For its part, Ukraine has publicly asked President Joe Biden and U.S. allies to stop suggesting a Russian invasion was imminent or even likely, including saying the “destabilizing” remarks are harming the Ukraine currency and damaging its economy on mere hyperbole.
White House press secretary Jen Psaki responded to those remarks at Monday’s daily press briefing.
“Well, I can only speak for our intention and our responsibility, and we feel it’s important to be open and candid about the threat from Russia,” Psaki told reporters. “It’s not just words, of course. You are seeing specifics that we’ve been laying out here, including over 100,000 troops on Ukraine’s borders, amassed on the border, with more troops and weaponry on the way. They’ve also been surging troops into Belarus.

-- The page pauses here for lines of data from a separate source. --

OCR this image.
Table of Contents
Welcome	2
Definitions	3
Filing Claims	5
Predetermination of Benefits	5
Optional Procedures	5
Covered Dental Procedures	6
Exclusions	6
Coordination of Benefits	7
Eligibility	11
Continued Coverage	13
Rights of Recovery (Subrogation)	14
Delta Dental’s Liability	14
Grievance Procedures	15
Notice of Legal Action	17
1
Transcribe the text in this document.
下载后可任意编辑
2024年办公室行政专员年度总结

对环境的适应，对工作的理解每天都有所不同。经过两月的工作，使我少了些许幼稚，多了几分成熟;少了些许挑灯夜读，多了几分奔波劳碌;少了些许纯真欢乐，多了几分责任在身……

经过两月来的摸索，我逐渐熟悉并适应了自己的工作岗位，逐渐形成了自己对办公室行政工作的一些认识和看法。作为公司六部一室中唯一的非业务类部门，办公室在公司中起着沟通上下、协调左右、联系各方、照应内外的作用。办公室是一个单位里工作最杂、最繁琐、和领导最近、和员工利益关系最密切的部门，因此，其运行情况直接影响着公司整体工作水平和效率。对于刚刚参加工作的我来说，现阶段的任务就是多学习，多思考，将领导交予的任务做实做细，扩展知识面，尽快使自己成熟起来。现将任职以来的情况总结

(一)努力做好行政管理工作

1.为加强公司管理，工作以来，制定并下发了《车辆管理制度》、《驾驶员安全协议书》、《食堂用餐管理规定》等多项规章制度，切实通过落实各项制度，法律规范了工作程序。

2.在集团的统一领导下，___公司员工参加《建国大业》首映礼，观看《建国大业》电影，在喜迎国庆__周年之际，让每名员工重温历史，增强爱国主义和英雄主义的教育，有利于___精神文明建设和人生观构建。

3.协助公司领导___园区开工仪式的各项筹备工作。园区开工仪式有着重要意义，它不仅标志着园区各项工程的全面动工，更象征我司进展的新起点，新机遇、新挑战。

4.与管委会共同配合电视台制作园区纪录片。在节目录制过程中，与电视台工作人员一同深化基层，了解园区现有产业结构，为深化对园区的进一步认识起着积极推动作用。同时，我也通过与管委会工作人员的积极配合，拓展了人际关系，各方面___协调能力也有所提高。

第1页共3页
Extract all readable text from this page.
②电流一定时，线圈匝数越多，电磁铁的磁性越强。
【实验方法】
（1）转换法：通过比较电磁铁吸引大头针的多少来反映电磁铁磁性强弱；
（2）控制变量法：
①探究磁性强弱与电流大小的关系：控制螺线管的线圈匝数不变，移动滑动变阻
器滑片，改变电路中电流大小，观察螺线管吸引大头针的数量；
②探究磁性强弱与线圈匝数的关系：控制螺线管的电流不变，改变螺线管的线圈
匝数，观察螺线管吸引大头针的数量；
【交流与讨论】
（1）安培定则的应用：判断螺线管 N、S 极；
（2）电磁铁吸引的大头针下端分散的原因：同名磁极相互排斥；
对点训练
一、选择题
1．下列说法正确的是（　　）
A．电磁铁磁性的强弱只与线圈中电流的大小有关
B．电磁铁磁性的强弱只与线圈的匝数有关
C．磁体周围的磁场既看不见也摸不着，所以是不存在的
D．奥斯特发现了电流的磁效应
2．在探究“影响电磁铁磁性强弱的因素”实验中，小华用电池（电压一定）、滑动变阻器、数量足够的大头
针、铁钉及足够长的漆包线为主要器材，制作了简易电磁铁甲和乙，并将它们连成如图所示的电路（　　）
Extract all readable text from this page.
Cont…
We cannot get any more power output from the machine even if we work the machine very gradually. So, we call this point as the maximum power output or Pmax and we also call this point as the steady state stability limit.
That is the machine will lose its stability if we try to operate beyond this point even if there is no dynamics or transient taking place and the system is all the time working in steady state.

“Of the seriousness of this threat, even as we work with the Ukrainians, with the Europeans to ensure we are not only preparing them and providing them supplies that they need, but standing up and making clear to the Russians what the consequences will be,” she added.
Psaki said the “power and ability to de-escalate” rests solely with Russia.
“Now again, Russia has the power,” she said. “They are the aggressor here. They have the power and ability to de-escalate, to pull their troops back from the border, to not push more troops to Belarus, to take steps to de-escalate the situation on the ground.”